China's Encounter with Global Hollywood by Su Wendy;

China's Encounter with Global Hollywood by Su Wendy;

Author:Su, Wendy;
Language: eng
Format: epub
Publisher: University Press of Kentucky
Published: 2021-08-15T00:00:00+00:00


5

Chinese Martial Arts Cinema in the Twenty-First Century

Hybridity and Soft Power

The resurgence of Chinese martial arts cinema in the first decade of the twenty-first century is a remarkable phenomenon. Neither the genre nor its popularity is new, but its latest resurgence reflects social, political, and global forces with significant implications far beyond the genre’s entertainment value and its previous range of filmic expression. These forces include the Chinese state’s cultural policy, the demands of film marketization, the inflow and legacy of Hong Kong’s kung fu movies, and the influence of global Hollywood. Intertwined and entangled, they become driving forces and determining factors in the revitalization of this genre in contemporary China.

Historically, Chinese martial arts cinema enjoyed three periods of popularity in the twentieth century: its original emergence in the 1920s; its relocation and revival in Hong Kong from the 1950s to the 1980s, after the Nationalist government’s anti-superstition campaign and ban in 1934; and its resurgence in mainland China in the 1980s as part of the new wave of entertaining cinema. Its resurgence after 2000 in mainland China has been described as moving “closer to its original base in China, signifying a historic closing of the circle.”1 This closing of the circle is the focus of this chapter.

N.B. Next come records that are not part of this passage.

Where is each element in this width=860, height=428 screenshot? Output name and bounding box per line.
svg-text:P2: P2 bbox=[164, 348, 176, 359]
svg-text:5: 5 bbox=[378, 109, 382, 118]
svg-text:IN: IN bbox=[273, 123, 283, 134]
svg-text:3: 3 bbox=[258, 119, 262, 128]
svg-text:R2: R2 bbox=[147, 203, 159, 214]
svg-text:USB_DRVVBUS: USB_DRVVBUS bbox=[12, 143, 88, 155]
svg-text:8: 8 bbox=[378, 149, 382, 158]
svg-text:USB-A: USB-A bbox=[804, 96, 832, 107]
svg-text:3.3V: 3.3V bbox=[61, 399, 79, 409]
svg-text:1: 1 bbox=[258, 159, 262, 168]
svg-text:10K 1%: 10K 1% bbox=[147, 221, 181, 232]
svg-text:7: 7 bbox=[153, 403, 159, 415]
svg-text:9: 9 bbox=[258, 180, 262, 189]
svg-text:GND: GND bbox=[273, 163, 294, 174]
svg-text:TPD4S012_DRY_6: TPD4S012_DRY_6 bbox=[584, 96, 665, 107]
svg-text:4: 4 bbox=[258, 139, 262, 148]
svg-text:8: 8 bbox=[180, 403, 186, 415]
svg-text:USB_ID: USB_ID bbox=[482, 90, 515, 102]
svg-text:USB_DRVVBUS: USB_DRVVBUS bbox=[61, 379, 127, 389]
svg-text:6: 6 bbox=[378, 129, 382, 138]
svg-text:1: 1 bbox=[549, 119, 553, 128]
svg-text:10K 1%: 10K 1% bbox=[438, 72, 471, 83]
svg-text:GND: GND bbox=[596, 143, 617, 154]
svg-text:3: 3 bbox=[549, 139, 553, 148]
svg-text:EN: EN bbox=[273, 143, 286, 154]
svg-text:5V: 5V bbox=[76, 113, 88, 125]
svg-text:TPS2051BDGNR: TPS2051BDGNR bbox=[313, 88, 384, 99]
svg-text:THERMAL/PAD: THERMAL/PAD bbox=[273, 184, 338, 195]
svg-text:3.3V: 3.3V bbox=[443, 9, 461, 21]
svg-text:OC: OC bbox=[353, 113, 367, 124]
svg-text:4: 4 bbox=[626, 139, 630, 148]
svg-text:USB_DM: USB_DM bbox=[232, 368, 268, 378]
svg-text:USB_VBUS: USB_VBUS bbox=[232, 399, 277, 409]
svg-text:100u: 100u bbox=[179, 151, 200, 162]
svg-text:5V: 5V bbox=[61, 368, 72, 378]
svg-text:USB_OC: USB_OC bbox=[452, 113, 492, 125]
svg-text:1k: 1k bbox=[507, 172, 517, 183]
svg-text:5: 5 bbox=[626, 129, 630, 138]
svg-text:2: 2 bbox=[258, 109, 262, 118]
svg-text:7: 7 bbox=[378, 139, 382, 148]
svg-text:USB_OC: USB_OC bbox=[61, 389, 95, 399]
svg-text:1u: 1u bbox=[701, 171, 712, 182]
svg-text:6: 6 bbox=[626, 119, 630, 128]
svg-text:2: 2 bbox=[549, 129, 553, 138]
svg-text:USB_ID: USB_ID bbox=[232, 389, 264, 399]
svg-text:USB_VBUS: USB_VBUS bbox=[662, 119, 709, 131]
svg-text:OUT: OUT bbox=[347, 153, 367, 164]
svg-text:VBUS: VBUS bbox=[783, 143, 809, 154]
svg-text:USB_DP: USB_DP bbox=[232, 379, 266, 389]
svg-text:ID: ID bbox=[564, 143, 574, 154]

From the Bruce Lee period, when oriental kung fu movies debuted on the international film market, to the global presence of action-packed Hong Kong films featuring Jackie Chan, Chow Yun Fat, and Jet Li in the 1990s, Chinese martial arts cinema exerted an increasing influence. However, not until Ang Lee’s Crouching Tiger, Hidden Dragon won an Oscar and Zhang Yimou’s Hero became both a national and an international box office hit did this genre and its global impact begin to attract intense scholarly interest. Within the fields of international communication, international cultural studies, and film studies, Chinese martial arts cinema has become a popular research topic. A number of studies have investigated the resurgence of the genre and its implications in an era of globalization. Some research has mapped the trajectory of the history of Chinese martial arts cinema.1 Other studies are devoted to the genre’s aesthetic connotations and philosophical implications. Chinese martial arts cinema has been posited as a negotiation between science and fate and between nationalism and modernity,1 as an embrace of cultural nationalism and a mode of transnationalism,1 and as an expression of antiorder resistance and a representation of identity crises.1 Researchers have used Hero as a case study, discussing its discourses and themes, philosophical essence, and aesthetic significance.1 Some have taken the perspective of political economy to analyze the “global-local alliance” in the successful production and distribution of a Chinese “global blockbuster.”1 Others have provided pungent criticism of the “spirit” and “structure” of Hero and concluded that the film reflects both the fascist spirit and the post-9/11 imperial logic.1 Researchers thus bring up the issue of global-local dialectic and raise this question: “In various accounts of ‘glocalization,’ ‘hybridization’ and ‘transculturation,’ which side is prevailing?”1 They have suggested that Hero represents a triumph of globalization.